Hosmer, who has played with the Royals since 2011, first heard about the tragedy on Tuesday morning. He's met with plenty of Kansas City firefighters over the years and was deeply saddened by the news, but he praised Kansas City for its ability to rally the community together.
"I've met a couple of the firefighters that work here throughout the stadium, and as my dad came and visited, he's gotten to know a lot of the guys as well," Hosmer said. "So it's a tough time, but we're all in it together. And this is what makes Kansas City such a special place, is everyone rallies up for times like this and really just lean on each other for support."
Royals manager Ned Yost, wearing a KCFD hat on the podium, said it also deeply affected him, as his wife's family includes several firefighters, including his brother-in-law's dad and his nephew.
"I would like to say that all of the thoughts and prayers from the Kansas City Royals organization are with the families of the two firefighters that lost their life in the line of duty yesterday, and the entire Kansas City Fire Department," Yost said. "We've got such a close relationship with the Kansas City Police and Sheriff, and the Fire Department people, it's just, I think we all woke up with heavy hearts today."
Royals third baseman Mike Moustakas, who has expressed admiration for firefighters publicly in the past, also gave his condolences and said wearing the KCFD hats and shirts was the least they could do to show their support.

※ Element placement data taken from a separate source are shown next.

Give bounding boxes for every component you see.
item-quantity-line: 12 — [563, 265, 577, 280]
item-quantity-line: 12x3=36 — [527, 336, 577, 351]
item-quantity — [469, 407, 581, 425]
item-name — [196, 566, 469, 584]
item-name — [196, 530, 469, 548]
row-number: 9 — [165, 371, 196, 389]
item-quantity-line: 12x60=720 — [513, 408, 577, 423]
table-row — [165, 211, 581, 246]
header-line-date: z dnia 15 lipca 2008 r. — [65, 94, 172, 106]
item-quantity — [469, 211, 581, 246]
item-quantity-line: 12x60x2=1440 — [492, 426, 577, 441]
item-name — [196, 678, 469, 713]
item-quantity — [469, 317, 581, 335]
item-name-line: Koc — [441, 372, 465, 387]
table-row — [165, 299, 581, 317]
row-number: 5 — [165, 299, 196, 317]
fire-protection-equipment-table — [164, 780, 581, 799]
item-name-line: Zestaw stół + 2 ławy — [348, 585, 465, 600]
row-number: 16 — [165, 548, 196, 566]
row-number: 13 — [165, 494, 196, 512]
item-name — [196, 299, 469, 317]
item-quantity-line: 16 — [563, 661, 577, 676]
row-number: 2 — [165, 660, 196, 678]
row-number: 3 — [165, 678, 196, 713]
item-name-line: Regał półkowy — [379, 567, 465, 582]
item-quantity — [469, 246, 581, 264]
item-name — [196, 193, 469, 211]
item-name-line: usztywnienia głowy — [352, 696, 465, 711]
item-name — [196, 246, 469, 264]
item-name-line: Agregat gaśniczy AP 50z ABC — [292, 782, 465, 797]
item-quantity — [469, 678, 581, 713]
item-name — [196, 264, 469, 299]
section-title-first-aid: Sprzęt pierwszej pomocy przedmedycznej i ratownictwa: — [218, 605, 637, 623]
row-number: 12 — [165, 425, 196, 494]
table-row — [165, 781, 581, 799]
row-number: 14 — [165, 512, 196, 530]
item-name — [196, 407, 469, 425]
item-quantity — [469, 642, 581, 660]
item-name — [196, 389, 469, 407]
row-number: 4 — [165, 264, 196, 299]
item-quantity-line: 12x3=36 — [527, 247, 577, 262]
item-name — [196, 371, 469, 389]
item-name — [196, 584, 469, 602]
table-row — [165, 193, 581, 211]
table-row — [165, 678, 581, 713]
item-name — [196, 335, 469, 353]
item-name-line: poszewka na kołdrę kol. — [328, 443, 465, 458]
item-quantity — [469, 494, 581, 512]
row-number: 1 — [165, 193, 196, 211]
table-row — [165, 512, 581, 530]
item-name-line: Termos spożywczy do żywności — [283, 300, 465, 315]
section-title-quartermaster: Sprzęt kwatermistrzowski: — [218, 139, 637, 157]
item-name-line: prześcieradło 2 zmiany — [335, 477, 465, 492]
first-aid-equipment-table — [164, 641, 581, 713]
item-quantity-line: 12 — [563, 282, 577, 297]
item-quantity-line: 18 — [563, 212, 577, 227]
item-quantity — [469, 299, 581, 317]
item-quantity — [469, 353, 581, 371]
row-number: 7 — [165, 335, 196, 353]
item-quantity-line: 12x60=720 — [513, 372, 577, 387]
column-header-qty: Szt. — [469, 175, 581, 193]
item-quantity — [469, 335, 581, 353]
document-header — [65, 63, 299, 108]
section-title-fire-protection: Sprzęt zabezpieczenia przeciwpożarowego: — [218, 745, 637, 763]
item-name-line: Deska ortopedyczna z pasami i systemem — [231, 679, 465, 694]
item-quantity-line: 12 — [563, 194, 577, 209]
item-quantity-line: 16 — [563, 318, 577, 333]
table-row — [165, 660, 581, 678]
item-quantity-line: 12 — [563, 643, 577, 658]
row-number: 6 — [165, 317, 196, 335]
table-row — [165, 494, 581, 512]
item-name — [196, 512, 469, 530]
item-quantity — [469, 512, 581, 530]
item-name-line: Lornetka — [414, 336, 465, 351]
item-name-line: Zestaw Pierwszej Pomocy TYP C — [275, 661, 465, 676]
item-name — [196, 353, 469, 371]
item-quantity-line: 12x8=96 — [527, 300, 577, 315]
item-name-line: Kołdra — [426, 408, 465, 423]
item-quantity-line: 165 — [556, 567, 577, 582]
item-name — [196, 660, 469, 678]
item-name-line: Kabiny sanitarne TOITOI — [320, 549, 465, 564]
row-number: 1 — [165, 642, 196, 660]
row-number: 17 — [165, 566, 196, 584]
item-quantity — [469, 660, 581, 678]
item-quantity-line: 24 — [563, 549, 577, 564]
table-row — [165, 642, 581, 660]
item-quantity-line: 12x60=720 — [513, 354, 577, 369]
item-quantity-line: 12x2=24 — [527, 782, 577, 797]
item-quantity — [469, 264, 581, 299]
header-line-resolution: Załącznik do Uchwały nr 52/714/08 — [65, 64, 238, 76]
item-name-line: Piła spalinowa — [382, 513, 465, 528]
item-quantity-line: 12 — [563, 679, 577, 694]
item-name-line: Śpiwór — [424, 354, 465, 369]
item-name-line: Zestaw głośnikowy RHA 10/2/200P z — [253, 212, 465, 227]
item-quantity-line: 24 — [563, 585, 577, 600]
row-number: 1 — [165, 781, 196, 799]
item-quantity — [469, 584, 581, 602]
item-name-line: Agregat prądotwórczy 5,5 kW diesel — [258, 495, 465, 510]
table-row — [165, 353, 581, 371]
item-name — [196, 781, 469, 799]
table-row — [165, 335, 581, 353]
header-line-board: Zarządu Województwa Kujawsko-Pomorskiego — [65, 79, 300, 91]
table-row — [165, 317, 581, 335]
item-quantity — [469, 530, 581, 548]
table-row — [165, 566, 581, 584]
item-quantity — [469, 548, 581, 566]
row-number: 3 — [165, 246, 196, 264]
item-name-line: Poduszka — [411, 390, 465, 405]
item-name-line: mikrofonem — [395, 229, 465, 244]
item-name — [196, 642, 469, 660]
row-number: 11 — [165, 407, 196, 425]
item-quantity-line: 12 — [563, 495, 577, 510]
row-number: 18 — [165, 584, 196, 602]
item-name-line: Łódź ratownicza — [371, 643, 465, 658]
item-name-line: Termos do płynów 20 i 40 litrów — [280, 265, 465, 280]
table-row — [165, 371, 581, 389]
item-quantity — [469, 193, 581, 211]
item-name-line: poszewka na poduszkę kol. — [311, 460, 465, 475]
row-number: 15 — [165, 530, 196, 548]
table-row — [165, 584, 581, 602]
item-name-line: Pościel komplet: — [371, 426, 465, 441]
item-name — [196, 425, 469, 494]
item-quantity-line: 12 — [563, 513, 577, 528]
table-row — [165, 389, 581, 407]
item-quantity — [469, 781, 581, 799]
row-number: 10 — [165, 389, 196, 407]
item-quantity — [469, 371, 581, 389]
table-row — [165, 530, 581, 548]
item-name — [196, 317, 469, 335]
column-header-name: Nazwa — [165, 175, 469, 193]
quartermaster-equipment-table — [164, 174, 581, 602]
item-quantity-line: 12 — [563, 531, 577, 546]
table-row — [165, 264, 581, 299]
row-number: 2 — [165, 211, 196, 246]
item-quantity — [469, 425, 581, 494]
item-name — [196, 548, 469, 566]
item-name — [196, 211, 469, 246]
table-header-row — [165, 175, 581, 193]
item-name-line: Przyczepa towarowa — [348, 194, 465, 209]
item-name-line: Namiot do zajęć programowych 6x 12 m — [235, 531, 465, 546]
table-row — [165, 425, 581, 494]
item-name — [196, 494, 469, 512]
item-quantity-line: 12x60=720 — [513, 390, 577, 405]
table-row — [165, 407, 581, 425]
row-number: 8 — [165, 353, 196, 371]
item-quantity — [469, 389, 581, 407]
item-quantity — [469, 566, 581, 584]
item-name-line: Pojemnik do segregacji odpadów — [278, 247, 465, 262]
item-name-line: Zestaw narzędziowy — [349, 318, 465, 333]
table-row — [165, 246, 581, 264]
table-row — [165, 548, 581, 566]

"Our deepest sympathies go out to the families and friends of those people who lost their lives," Moustakas said. "Kansas City is a big family. We're all in this together. When you lose two guys who put their lives out there to save others, it's really sad. For us to be out there wearing the T-shirts and stuff is just a small token of our appreciation for what they do. Again, our sympathies and thoughts and prayers go out to the family and friends."